Only recently, the “lost years” of Will Eisner’s work have been published, that is to say the two decades between 1951 and 1971, thanks to Eddie Campbell’s book. In this period, he once again drew comics for the US Army: he worked on a magazine called PS – The Preventive Maintenance Monthly, which used simple, understandable and entertaining drawings to show soldiers how to maintain their vehicles and weapons. He also resuscitated the character of Joe Dope in his trademark caricatural style.
A Contract with God and the birth of the graphic novel
In 1972, Eisner officially left American Visuals, which was on the verge of bankruptcy. He also parted ways with the US Army and PS Magazine. These were the years of American underground comics and rebellion. Nearing 60, Eisner had to decide what to do with his life. A remark from his wife Ann stirred something inside him: “Why don’t you finally do what you always wanted to do?”.
His initial idea was to go back to doing comics, but the audience had radically changed by now. The average teenage comic reader from the 1940s was now in their 40s and Eisner realised that the time was right to try something more adult, a new approach to comics. Determined to take this path, Eisner even refused Stan Lee’s offer to become editor-in-chief at Marvel.
In 1978, Eisner released what many consider to be the first graphic novel. (Although similar works were published in the United States from the 1950s onwards, none had the power of Eisner’s masterpiece). It was called A Contract with God and it was essentially a novel created out of images.
Eisner began to think of comics as sequential art, a concept that he would later expand upon in his books Comics and Sequential Art and Graphic Storytelling.
A Contract with God is arranged into episodes and tells four stories about men and women, with decidedly adult themes. From the street singer who wastes the opportunity of a lifetime to Frimme Hersh, a man who decides to unilaterally sign a contract with God, but who becomes a miserly landlord when he believes he has been abandoned by God.
In later years, Eisner produced many more graphic novels that told the stories of immigrants in New York, especially the Jewish community. These included The Building, A Life Force and To the Heart of the Storm. Published in 1991, the latter is one of the author’s most important works, addressing racism in the United States during the war.

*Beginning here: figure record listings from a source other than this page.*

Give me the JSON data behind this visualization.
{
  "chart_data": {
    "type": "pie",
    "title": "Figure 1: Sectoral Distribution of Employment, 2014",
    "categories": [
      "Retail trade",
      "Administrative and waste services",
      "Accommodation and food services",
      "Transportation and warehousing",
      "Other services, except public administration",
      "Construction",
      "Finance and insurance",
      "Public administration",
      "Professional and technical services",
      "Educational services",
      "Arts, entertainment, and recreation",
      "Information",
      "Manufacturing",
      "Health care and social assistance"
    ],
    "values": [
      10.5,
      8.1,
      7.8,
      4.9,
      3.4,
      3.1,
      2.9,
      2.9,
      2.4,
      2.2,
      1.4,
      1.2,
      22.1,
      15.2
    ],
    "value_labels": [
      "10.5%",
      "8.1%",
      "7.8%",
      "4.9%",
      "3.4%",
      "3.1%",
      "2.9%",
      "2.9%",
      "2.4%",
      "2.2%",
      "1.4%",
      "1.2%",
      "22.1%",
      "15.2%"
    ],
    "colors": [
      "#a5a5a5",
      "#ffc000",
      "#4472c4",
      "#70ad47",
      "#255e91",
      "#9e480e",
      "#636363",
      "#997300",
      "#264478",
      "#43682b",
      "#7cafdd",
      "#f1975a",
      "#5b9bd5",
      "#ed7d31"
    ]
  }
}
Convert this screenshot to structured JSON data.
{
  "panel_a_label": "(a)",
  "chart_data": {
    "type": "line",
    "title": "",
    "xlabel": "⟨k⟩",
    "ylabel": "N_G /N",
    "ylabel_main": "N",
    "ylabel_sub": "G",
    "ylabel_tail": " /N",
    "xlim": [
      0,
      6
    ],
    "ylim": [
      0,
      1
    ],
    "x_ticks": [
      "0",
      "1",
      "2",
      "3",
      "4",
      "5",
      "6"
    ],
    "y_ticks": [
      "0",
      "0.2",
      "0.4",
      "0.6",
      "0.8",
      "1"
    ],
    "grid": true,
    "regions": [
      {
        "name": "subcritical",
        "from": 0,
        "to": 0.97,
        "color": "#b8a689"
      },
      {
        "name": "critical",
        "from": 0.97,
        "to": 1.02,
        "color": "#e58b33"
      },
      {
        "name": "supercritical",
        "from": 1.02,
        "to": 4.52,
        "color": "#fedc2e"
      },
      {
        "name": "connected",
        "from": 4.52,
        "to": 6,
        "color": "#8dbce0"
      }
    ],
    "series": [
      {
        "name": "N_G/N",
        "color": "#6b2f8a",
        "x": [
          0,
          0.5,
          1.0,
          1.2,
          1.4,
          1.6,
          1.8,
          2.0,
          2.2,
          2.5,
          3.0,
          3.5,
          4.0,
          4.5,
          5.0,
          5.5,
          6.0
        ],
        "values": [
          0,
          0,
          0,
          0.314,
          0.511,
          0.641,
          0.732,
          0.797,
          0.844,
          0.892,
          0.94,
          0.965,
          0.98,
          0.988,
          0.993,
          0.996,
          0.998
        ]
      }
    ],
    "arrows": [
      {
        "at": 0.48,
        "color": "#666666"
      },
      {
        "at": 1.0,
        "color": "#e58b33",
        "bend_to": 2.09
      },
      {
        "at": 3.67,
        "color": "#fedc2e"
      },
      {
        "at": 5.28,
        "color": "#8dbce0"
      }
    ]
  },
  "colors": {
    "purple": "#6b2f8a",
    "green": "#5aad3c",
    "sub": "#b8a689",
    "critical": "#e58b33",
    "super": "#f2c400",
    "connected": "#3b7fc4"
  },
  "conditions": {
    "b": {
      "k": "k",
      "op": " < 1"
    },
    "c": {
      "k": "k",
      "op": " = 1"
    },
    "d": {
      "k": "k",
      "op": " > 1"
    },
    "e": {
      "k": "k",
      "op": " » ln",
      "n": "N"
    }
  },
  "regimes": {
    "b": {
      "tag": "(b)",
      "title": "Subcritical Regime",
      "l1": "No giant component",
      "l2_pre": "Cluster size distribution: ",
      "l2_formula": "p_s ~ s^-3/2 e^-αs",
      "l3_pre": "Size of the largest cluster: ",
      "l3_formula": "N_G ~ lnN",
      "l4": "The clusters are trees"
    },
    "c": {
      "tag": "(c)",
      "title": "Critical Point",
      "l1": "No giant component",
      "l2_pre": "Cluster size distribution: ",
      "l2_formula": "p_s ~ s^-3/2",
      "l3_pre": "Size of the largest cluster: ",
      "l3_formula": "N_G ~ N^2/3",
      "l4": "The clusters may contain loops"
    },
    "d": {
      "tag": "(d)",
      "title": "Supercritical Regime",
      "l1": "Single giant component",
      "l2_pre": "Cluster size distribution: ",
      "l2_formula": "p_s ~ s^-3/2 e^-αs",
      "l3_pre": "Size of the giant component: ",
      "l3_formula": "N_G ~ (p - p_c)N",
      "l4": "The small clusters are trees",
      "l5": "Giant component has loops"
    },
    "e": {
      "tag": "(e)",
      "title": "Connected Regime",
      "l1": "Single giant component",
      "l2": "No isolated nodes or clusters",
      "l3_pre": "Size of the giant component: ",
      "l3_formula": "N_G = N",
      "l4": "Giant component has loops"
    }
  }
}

Eisner’s Jewish roots often informed his work, including Fagin the Jew (2003), a revisitation of Charles Dickens’ Oliver Twist, and The Plot: The Secret Story of the Protocols of the Elders of Zion (2005), in which he tells the story behind the Protocols of the Elders of Zion, a document that purported to be a secret plan by Jews to take over the world, but which was in fact fabricated by Russian ultra-nationalists.
The monumental legacy of Will Eisner
Will Eisner continued drawing and creating until a few days before his death at the age of 87 in 2005. His signature half-tones and strong contrasts, his perfect balancing of captions, dialogue and images are all still there on his very last pages.
A true master of his craft, his work had an enormous impact on everything and everyone that came afterwards. He innovated with drawing techniques, framing and page layout, as well as the use of Indian ink to create sharp contrasts.
In his stories, the style could shift from realism to parody, with sequences of images precisely designed to suck the reader right into the story. His work often had the atmosphere of film noir, with storylines that posed existential questions, especially those of his graphic novels.
So influential was he for the “ninth art” that he lends his name to one of the world’s most prestigious prizes for comics, the Eisner Awards, first held in 1988. He personally officiated at the annual ceremony until his death. Will Eisner was a grandmaster who left a vast body of work that will continue to be read and studied for years to come.